Mystics or Rationalists?
Elegant conceptual works bend associations of the ordinary
This article is from 2011.
Stealing the show, Susan Hiller’s new levitation works are exemplary of the conceit at the heart of this group exhibition. Having infused conceptual and minimalist strategies with the influence of psychoanalysis and pop culture since the late 1960s, Hiller’s explorations into the idea of transformation here materialise into two black and whites of floating figures. These graceful works pay homage to Yves Klein’s seminal avant-garde photograph ‘Into the Void’, and simultaneously, the phantasmagorical legacy of Modernist artworks.

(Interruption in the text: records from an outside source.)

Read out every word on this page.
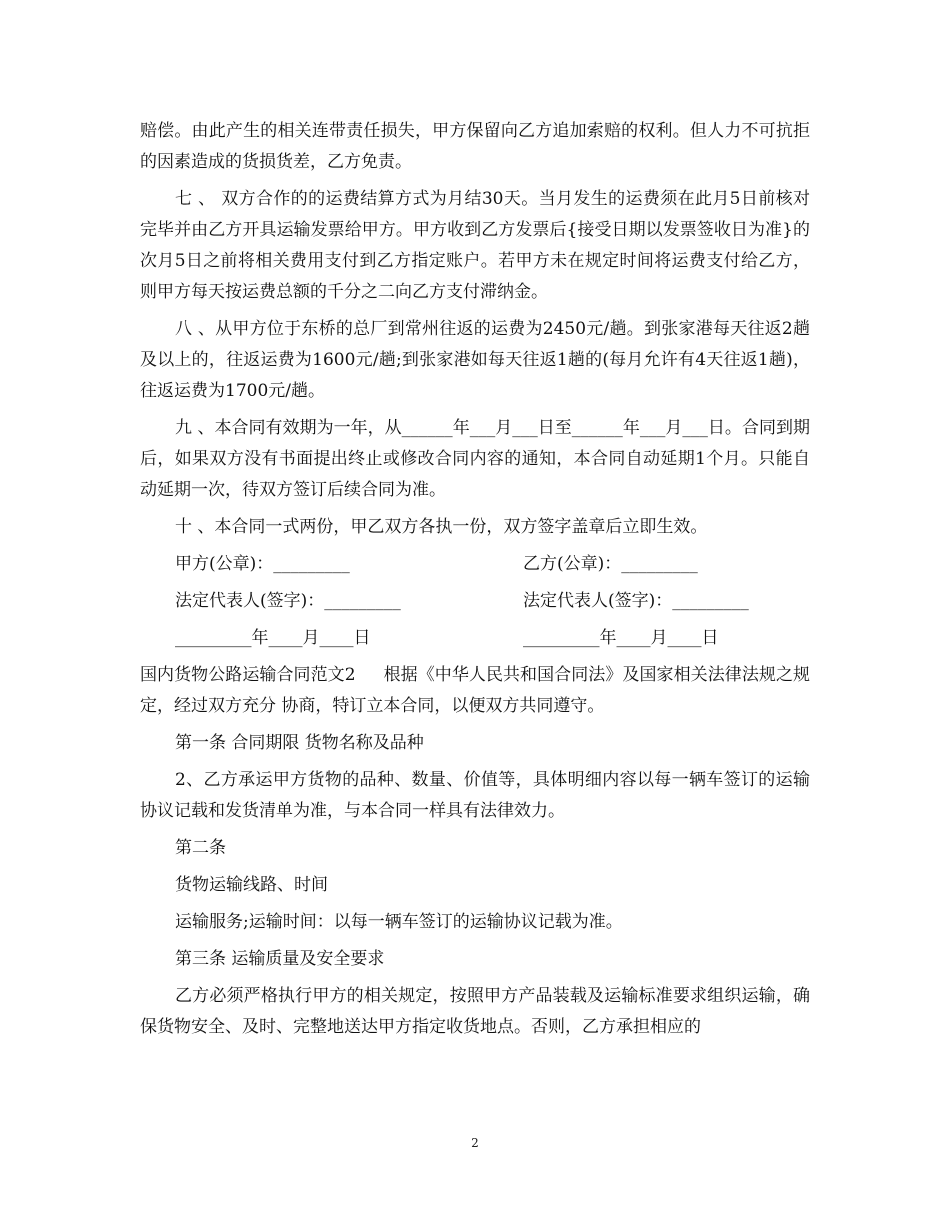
赔偿。由此产生的相关连带责任损失，甲方保留向乙方追加索赔的权利。但人力不可抗拒的因素造成的货损货差，乙方免责。

七 、 双方合作的的运费结算方式为月结30天。当月发生的运费须在此月5日前核对完毕并由乙方开具运输发票给甲方。甲方收到乙方发票后{接受日期以发票签收日为准}的次月5日之前将相关费用支付到乙方指定账户。若甲方未在规定时间将运费支付给乙方，则甲方每天按运费总额的千分之二向乙方支付滞纳金。

八 、从甲方位于东桥的总厂到常州往返的运费为2450元/趟。到张家港每天往返2趟及以上的，往返运费为1600元/趟;到张家港如每天往返1趟的(每月允许有4天往返1趟)，往返运费为1700元/趟。

九 、本合同有效期为一年，从______年___月___日至______年___月___日。合同到期后，如果双方没有书面提出终止或修改合同内容的通知，本合同自动延期1个月。只能自动延期一次，待双方签订后续合同为准。

十 、本合同一式两份，甲乙双方各执一份，双方签字盖章后立即生效。

甲方(公章)：_________	乙方(公章)：_________
法定代表人(签字)：_________	法定代表人(签字)：_________
_________年____月____日	_________年____月____日

国内货物公路运输合同范文2 根据《中华人民共和国合同法》及国家相关法律法规之规定，经过双方充分 协商，特订立本合同，以便双方共同遵守。

第一条 合同期限 货物名称及品种

2、乙方承运甲方货物的品种、数量、价值等，具体明细内容以每一辆车签订的运输协议记载和发货清单为准，与本合同一样具有法律效力。

第二条

货物运输线路、时间

运输服务;运输时间：以每一辆车签订的运输协议记载为准。

第三条 运输质量及安全要求

乙方必须严格执行甲方的相关规定，按照甲方产品装载及运输标准要求组织运输，确保货物安全、及时、完整地送达甲方指定收货地点。否则，乙方承担相应的

2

Similarly drawing reference from an artist of times past, this exhibition takes its lead from the opening statement of Sol LeWitt’s defining text, in which he stated that conceptual artists jump to conclusions that logic could not achieve, that they are ‘mystics rather than rationalists’.
A simple light bulb emanating the pale light of the moon, Katie Paterson’s inclusion conceals a wealth of thinking and scrutiny. She’s created enough of these bulbs – which work by transmitting identical wavelengths of those to moonlight – to span the average human lifetime. Similarly considered, Simon Starling’s slide show documents his performance ‘Autoxylopyrocycloboros’ (2006), in which he sailed a steamboat on Loch Long, fuelling its fire with the boat’s own timbers, until it could no longer float.
Comparably spotlighting shifts in the ordinary, Iran do Espirito Santo’s elegant ceramics toy with changes in scale and material. Likewise, upon further scrutiny, Susan Collis’ arrangement of seemingly scrap materials reveals itself to be fashioned from rosewood, ebony veneer, mother of pearl and 24-carat gold. Further conversions come from Cornelia Parker with ‘The Collected Death of Images’ (1996), in which a beaten, spectral, sheet of silver has been styled from the remnant particles following the process of ‘fixing’ an image with photographic chemicals.
Are not only mystics or rationalists at work here, but alchemists too? Led by Hiller’s consummate works, the gentle emphasis upon transformations in this show provides an interesting departure for many of these now-familiar works.
Ingleby Gallery, 556 4441, until 24 Oct, free.